It's going, going ...

LANCE HORNBY -- Toronto Sun

, Last Updated: 8:19 AM ET

Gary Bettman's plane took off for New York last night, and with it likely went the last hope of a National Hockey League season.

But yesterday's breakdown in talks between the league and the Players' Association -- with no proposals exchanged and no further communication planned -- still can't definitely be called the end, in what has become a protracted death scene from an amateur production of Hamlet.

The league's senior vice-president Bill Daly, who participated in one of the most heated exchanges of the 149-day lockout yesterday, spoke for Bettman after the four-hour meeting, but would not go further than repeat the commissioner's statement from the night before -- that tentative plans for a 28-game season rest on constructive talks starting by this weekend.

A league statement referred to "a formal announcement (on killing the season) in the near future" if no talks are forthcoming with the union executive director, Bob Goodenow.

Daly did raise the spectre of replacement players for next year, saying the league would examine all avenues of business should the season be called.

Daly, speaking at the league office where several staffers watched glumly from the sidelines said the union's invitation to stay over on Wednesday night was essentially a waste of time.

"The union was as inflexible today as it was six and a half years ago," Daly said, going back to early attempts to forge a new collective bargaining agreement.

"There's no further creativity left on this side in terms of trying to get a deal done. At this point, we're kind of out of tricks."

In Wednesday's meeting, the league offered to start a new CBA this season under the union's Dec. 9 luxury tax/salary rollback plan, but with four economic "triggers" that would easily revert the deal to the league's hard salary cap rules.

Ted Saskin, the union's senior director, said that left little room for compromise.

" Take it or leave it, is how it looked to us," Saskin said. "But they read all the newspapers yesterday and saw that no one was fooled.
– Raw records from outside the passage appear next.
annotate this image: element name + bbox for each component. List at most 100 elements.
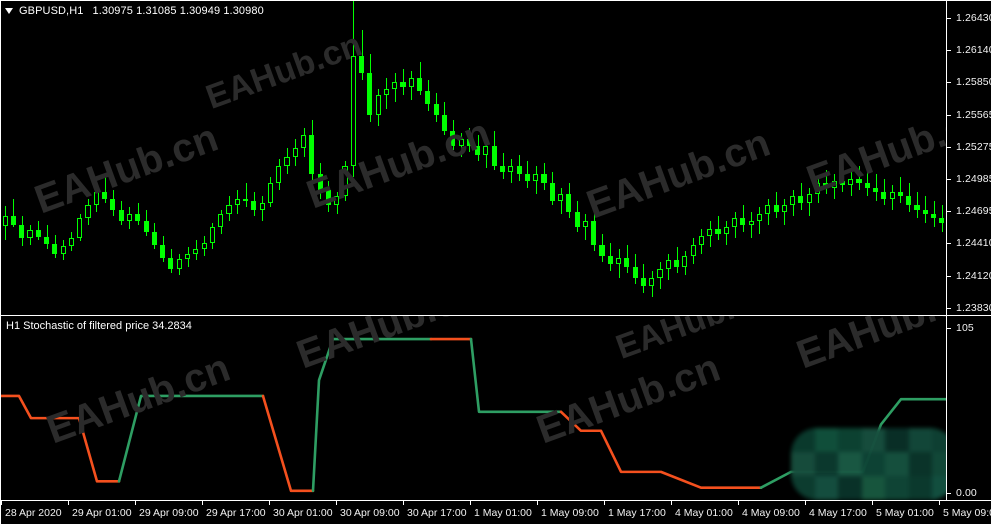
candle-wick (759, 207, 761, 234)
price-scale-label: 1.24985 (956, 173, 992, 185)
time-axis-tick (671, 501, 672, 505)
time-axis-tick (403, 501, 404, 505)
candle-body (533, 174, 539, 182)
candle-body (872, 187, 879, 193)
candle-body (591, 220, 597, 245)
time-axis-label: 1 May 09:00 (541, 507, 599, 519)
price-plot-area[interactable]: EAHub.cn EAHub.cn EAHub.cn EAHub.cn EAHu… (1, 1, 947, 315)
candle-body (715, 229, 721, 234)
candle-body (848, 178, 854, 186)
candle-body (102, 192, 108, 199)
price-scale-label: 1.25850 (956, 76, 992, 89)
censor-pixel-block (791, 428, 816, 453)
candle-body (864, 183, 870, 188)
time-axis-tick (336, 501, 337, 505)
censor-pixel-block (791, 452, 816, 477)
time-axis-tick (872, 501, 873, 505)
time-axis-label: 30 Apr 01:00 (273, 507, 333, 519)
candle-body (160, 244, 166, 258)
chart-ohlc-values: 1.30975 1.31085 1.30949 1.30980 (92, 5, 264, 17)
candle-body (441, 115, 448, 131)
triangle-down-icon[interactable] (5, 8, 13, 14)
indicator-panel[interactable]: EAHub.cn EAHub.cn EAHub.cn EAHub.cn EAHu… (1, 316, 991, 501)
time-axis-tick (537, 501, 538, 505)
chart-symbol-label: GBPUSD,H1 (19, 5, 84, 17)
price-scale-label: 1.25275 (956, 140, 992, 153)
candle-body (52, 243, 58, 254)
indicator-plot-area[interactable]: EAHub.cn EAHub.cn EAHub.cn EAHub.cn EAHu… (1, 316, 947, 500)
censor-pixel-block (838, 428, 863, 453)
candle-body (458, 139, 464, 146)
censor-pixel-block (861, 452, 887, 477)
candle-body (425, 91, 431, 105)
price-scale-tick (947, 18, 951, 19)
candle-body (317, 174, 323, 190)
price-chart-panel[interactable]: EAHub.cn EAHub.cn EAHub.cn EAHub.cn EAHu… (1, 1, 992, 316)
candle-body (516, 165, 522, 175)
candle-body (524, 174, 530, 182)
time-axis-label: 5 May 09:00 (943, 507, 991, 519)
time-axis-tick (470, 501, 471, 505)
candle-body (541, 174, 547, 184)
candle-body (309, 134, 315, 175)
candle-body (10, 216, 16, 225)
candle-body (27, 230, 33, 239)
candle-body (334, 196, 340, 206)
price-scale-label: 1.23830 (956, 301, 992, 314)
candle-body (483, 145, 489, 155)
candle-body (732, 218, 738, 228)
candle-body (740, 218, 746, 225)
candle-body (632, 266, 638, 278)
time-axis-tick (135, 501, 136, 505)
censor-pixel-block (932, 476, 946, 500)
candle-body (814, 183, 821, 195)
candle-body (2, 216, 8, 227)
candle-body (135, 213, 141, 221)
candle-wick (585, 213, 587, 241)
candle-wick (245, 183, 247, 208)
price-scale-label: 1.25565 (956, 108, 992, 121)
candle-body (68, 238, 75, 246)
candle-wick (867, 170, 869, 197)
candle-body (773, 205, 779, 212)
candle-body (301, 134, 307, 149)
candle-body (698, 235, 705, 245)
candle-body (35, 230, 41, 238)
candle-body (408, 77, 414, 87)
time-axis[interactable]: 28 Apr 2020 29 Apr 01:00 29 Apr 09:00 29 Ap… (1, 501, 991, 524)
candle-body (234, 198, 240, 206)
candle-body (549, 183, 555, 201)
candle-body (665, 260, 671, 269)
price-scale-label: 1.26430 (956, 12, 992, 24)
candle-body (193, 249, 199, 254)
candle-body (276, 165, 282, 184)
candle-body (831, 181, 837, 188)
candle-body (77, 218, 83, 239)
candle-body (823, 183, 829, 188)
time-axis-label: 1 May 01:00 (474, 507, 532, 519)
candle-body (218, 213, 224, 228)
candle-body (226, 205, 232, 214)
candle-body (906, 196, 912, 206)
candle-body (765, 205, 771, 214)
censor-pixel-block (908, 452, 934, 477)
censor-pixel-block (861, 476, 887, 500)
candle-body (433, 104, 439, 116)
censor-pixel-block (908, 428, 934, 453)
time-axis-tick (68, 501, 69, 505)
price-scale-tick (947, 211, 951, 213)
candle-body (889, 192, 895, 199)
price-scale[interactable]: 1.26430 1.26140 1.25850 1.25565 1.25275 1.249… (947, 1, 992, 315)
candle-body (624, 257, 630, 267)
candle-wick (560, 187, 562, 214)
candle-body (392, 82, 398, 89)
candle-body (44, 237, 50, 244)
indicator-scale-label: 0.00 (956, 487, 977, 499)
candle-body (566, 194, 572, 212)
candle-body (499, 165, 506, 173)
candle-body (259, 203, 265, 210)
indicator-scale[interactable]: 105 0.00 (947, 316, 991, 500)
candle-body (931, 213, 937, 219)
indicator-line-segment (1, 394, 121, 483)
candle-wick (784, 198, 786, 225)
Any time we're not making dramatic concessions (such as the 24% rollback), it seems we're wasting their time.

"They gave us some details of their revenue-sharing plan (yesterday), but 11 of their clubs would be unprofitable by their own number. It seemed to us Gary was getting frustrated."

Daly said Bettman does not need the formality of convening the 30-team board of governors to cancel the season. It is expected such an announcement would come Monday or Tuesday from New York.

A dwindling number of optimists believe well-heeled owners will press for more talks and will be met halfway by Goodenow, who thus far has protected his reputation as a deadline-hunting negotiator.

"I guess I would have expected that even Bob would have thought that we are at the midnight hour," Daly said. "Maybe he doesn't. The fact is, today was a pointless meeting."

Many have also wondered why outside mediation has not been enlisted. Daly, however, revealed yesterday that the U.S.-based Federal Mediation and Conciliation Service assigned two agents to the NHL-NHLPA file and they had been involved as late as last week. But Daly said it became clear this wasn't a traditional labour situation where mediators could help and the league wished to remain in charge of its own fate.

Saskin said the mediators had been welcome to offer new solutions, but didn't think they had improved the situation.